On Tue, Apr 29, 2003 at 11:33:53AM -0700, Michael Toomim wrote:
> If a hacker gets access to your account, and then you su to root, he'll 
> sniff your password and get root access.  Being a user who periodically 
> logs in as root is just as insecure as being a user who logs in as root.
> 
> Except that in this case, it's actually LESS secure.  Say a hacker gets 
> into my user account.  If I were to login as root from GDM, the hacker 
> would still be trapped in my user account.  But if I *can't* log in as 
> root from GDM, I'll be forced to su to root instead from my user 
> account, and the hacker will get my password (and consequently root access).

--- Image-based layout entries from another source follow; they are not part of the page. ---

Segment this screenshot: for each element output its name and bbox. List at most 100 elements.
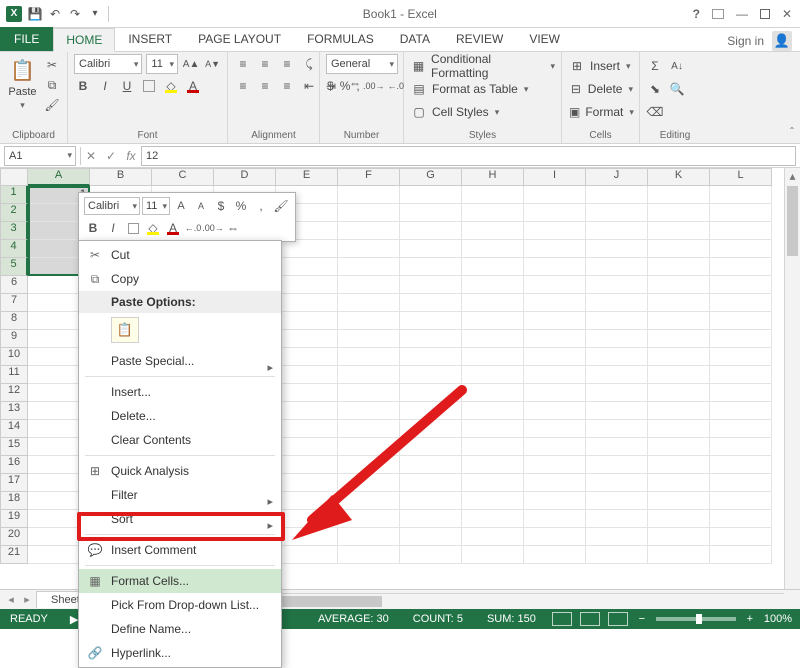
row-header[interactable]: 21 [0,546,28,564]
mt-bold-button[interactable]: B [84,219,102,237]
name-box[interactable]: A1 [4,146,76,166]
row-header[interactable]: 20 [0,528,28,546]
italic-button[interactable]: I [96,77,114,95]
cell[interactable] [586,546,648,564]
cell[interactable] [710,366,772,384]
close-icon[interactable]: ✕ [782,7,792,21]
cell[interactable] [524,276,586,294]
tab-insert[interactable]: INSERT [115,27,185,51]
cm-pick-from-list[interactable]: Pick From Drop-down List... [79,593,281,617]
column-header[interactable]: G [400,168,462,186]
cell[interactable] [710,420,772,438]
cell[interactable] [710,276,772,294]
help-icon[interactable]: ? [693,7,700,21]
bold-button[interactable]: B [74,77,92,95]
cell[interactable] [338,528,400,546]
cell[interactable] [586,222,648,240]
cell[interactable] [338,276,400,294]
find-select-icon[interactable]: 🔍 [668,80,686,98]
cell[interactable] [710,528,772,546]
row-header[interactable]: 1 [0,186,28,204]
cell[interactable] [586,186,648,204]
mt-increase-decimal-icon[interactable]: .00→ [204,219,222,237]
cell[interactable] [338,186,400,204]
align-middle-icon[interactable]: ≡ [256,55,274,73]
cell[interactable] [400,528,462,546]
row-header[interactable]: 10 [0,348,28,366]
cell[interactable] [338,402,400,420]
decrease-decimal-icon[interactable]: ←.0 [387,77,405,95]
align-center-icon[interactable]: ≡ [256,77,274,95]
cell[interactable] [276,240,338,258]
cell[interactable] [710,456,772,474]
cell[interactable] [462,546,524,564]
cell[interactable] [400,294,462,312]
cm-cut[interactable]: ✂Cut [79,243,281,267]
cell[interactable] [524,222,586,240]
cell[interactable] [586,528,648,546]
cell[interactable] [586,384,648,402]
cm-delete[interactable]: Delete... [79,404,281,428]
mt-merge-icon[interactable]: ⇔ [224,219,242,237]
cell[interactable] [710,312,772,330]
zoom-slider[interactable] [656,617,736,621]
cell[interactable] [586,294,648,312]
comma-format-icon[interactable]: , [355,77,360,95]
row-header[interactable]: 3 [0,222,28,240]
column-header[interactable]: J [586,168,648,186]
cell[interactable] [586,438,648,456]
cell[interactable] [648,276,710,294]
clear-icon[interactable]: ⌫ [646,103,664,121]
cell[interactable] [524,492,586,510]
cell[interactable] [462,258,524,276]
cell[interactable] [648,330,710,348]
cell[interactable] [710,258,772,276]
row-header[interactable]: 2 [0,204,28,222]
cell[interactable] [462,240,524,258]
cell[interactable] [524,456,586,474]
cell[interactable] [400,456,462,474]
cell[interactable] [586,204,648,222]
row-header[interactable]: 17 [0,474,28,492]
cell[interactable] [710,474,772,492]
autosum-icon[interactable]: Σ [646,57,664,75]
cell[interactable] [648,528,710,546]
normal-view-icon[interactable] [552,612,572,626]
column-header[interactable]: L [710,168,772,186]
cell[interactable] [524,474,586,492]
cell[interactable] [524,384,586,402]
column-header[interactable]: I [524,168,586,186]
row-header[interactable]: 12 [0,384,28,402]
cell[interactable] [462,420,524,438]
zoom-level[interactable]: 100% [764,613,792,625]
cell[interactable] [338,312,400,330]
sign-in-link[interactable]: Sign in [727,34,764,48]
cell[interactable] [338,366,400,384]
font-size-combo[interactable]: 11 [146,54,178,74]
cell[interactable] [710,492,772,510]
column-header[interactable]: C [152,168,214,186]
column-header[interactable]: A [28,168,90,186]
cell[interactable] [276,528,338,546]
cell[interactable] [338,222,400,240]
cell[interactable] [586,312,648,330]
cell[interactable] [338,330,400,348]
cancel-formula-icon[interactable]: ✕ [81,146,101,166]
mt-font-combo[interactable]: Calibri [84,197,140,215]
cell[interactable] [710,438,772,456]
cell[interactable] [524,186,586,204]
row-header[interactable]: 15 [0,438,28,456]
paste-option-default[interactable]: 📋 [111,317,139,343]
cell[interactable] [400,276,462,294]
copy-icon[interactable]: ⧉ [43,76,61,94]
cell[interactable] [276,258,338,276]
fill-color-button[interactable]: ◇ [162,77,180,95]
mt-format-painter-icon[interactable]: 🖌 [272,197,290,215]
collapse-ribbon-icon[interactable]: ˆ [790,125,794,139]
mt-comma-icon[interactable]: , [252,197,270,215]
cell[interactable] [462,456,524,474]
cell[interactable] [524,240,586,258]
cell[interactable] [462,528,524,546]
cell[interactable] [400,240,462,258]
cell[interactable] [710,510,772,528]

This argument has the minor disadvantage of being completely wrong. If a
hacker gets access to your user account, then the system utilities or
kernel etc cannot have been changed to obtain your root password during
the normal utilisation of your system. Your /bin/su or whatever is still
owned by root and there's no way the hacker-as-a-user could modify it to
log or yield you root password. THIS IS THE POINT OF USING YOUR COMPUTER
AS A USER, AND HAVING ALL THIS STUFF OWNED BY ROOT! [1]

Take the other point of view. What if you use root like your normal user
account? The hacker gets access to this by the same means he gets access
to your user account before (probably idiocy in this case?) and not only
can he turn your HDD into a brick, destroy your data, he can also access
the user accounts of all the people on your system, and tap all their
passwords and keypresses for any other systems they use. Now which is
less secure?

Regards,
Rob

[1]: It also prevents the spread of trojan/virus programs between users
on a computer. root holds all the keys to the executables on the system,
and users usually only pass around data. Start doing trivia as root,
then you fuck the system up for everyone the moment one
gnome-lala-daemon listens on a TCP port by mistake and gets buffer
overflowed. Your arguments are completely untenable.